The ballot has to be anonymous, or unable to be tied back to the voter once cast. It’s a hard requirement for a variety of reasons
You have to trust the voting place/ballot receiver in all cases. Like, after they take your name, you need to make sure that they aren't secretly associating your name with the ballot you are filling in. Likewise, if you vote by mail, you need to make sure that they aren't associating your identity on the envelope with the anonymous ballot inside the envelope.
This is a solved problem for in-person voting with indentical ballots and self-depositing into sealed ballot boxes.

It is an unsolvable problem for mail in voting, which is why it should be prohibited in most cases.

It’s also a solved problem for mail in.

Double envelope systems, observable counting systems and standardized ballots that can checked for non uniqueness before voting are how they do it.

People have thought hard about this, and it has worked fine for may states for decades now.

Except for older republicans and military members in almost all states?
Please do yourself a favor and volunteer at a voting location. These are essentially solved issues, and you seem completely unaware of that fact.
I live in a vote by mail state (like most of the west), I know exactly how it’s done.
The vote needs to be anonymous, not the registration + checkin process.
When digital content can be duplicated with ease, it is difficult to guarantee verified voter but untraceable vote.
Indeed, many people now get a erroneous covid tax-relief refund bill for not qualifying for a program they never signed up for in the first place.

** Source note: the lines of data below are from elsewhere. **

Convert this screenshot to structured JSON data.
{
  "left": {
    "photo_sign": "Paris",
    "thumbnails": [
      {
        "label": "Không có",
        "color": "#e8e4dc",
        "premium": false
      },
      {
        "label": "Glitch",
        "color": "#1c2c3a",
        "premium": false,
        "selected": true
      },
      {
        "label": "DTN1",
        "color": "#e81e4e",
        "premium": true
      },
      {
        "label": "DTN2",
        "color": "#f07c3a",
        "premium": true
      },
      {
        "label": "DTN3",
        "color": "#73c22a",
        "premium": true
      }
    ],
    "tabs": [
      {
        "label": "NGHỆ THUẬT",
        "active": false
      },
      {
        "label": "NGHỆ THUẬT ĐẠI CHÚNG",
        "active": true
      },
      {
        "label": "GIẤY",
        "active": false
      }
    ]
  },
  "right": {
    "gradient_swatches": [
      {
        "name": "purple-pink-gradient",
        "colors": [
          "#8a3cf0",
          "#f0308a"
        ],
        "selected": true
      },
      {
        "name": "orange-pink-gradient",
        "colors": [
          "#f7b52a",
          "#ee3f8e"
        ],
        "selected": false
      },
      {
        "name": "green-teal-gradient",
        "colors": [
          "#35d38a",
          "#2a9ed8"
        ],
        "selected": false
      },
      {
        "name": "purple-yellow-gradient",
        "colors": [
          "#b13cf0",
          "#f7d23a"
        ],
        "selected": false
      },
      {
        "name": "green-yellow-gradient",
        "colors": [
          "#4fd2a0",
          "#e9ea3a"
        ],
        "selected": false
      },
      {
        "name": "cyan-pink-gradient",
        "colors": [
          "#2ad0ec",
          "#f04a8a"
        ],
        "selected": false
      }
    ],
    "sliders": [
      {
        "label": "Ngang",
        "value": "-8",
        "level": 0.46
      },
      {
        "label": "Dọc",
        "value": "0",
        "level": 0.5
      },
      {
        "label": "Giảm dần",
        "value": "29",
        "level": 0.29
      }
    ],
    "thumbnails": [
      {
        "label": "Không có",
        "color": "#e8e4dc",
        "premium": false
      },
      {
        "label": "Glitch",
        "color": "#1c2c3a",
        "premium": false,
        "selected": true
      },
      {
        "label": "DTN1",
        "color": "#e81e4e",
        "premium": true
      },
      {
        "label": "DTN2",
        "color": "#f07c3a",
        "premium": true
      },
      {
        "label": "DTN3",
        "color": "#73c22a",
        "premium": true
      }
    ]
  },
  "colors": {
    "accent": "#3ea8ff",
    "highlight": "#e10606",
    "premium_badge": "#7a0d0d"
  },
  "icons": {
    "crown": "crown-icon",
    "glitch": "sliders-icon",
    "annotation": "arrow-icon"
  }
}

One local scammer made off with a $5m government refund for a fraudulent business tax filing. You can't make this stuff up if you tried...

At some point, one is just amazed at the size of the cons people pull online. =3

* “internet voting is insecure” wins because your internet money is not safe. Hackers get into people's bank accounts all the time. It's actually amazing to me how many people here somehow think that internet banking is anything but massively insecure.
Second is also possible in jurisdictions that issue id cards with cryptographic layer AND ability with the companion app to only prove a scope of the identity.

Without saying too much about my home country I believe it's doable.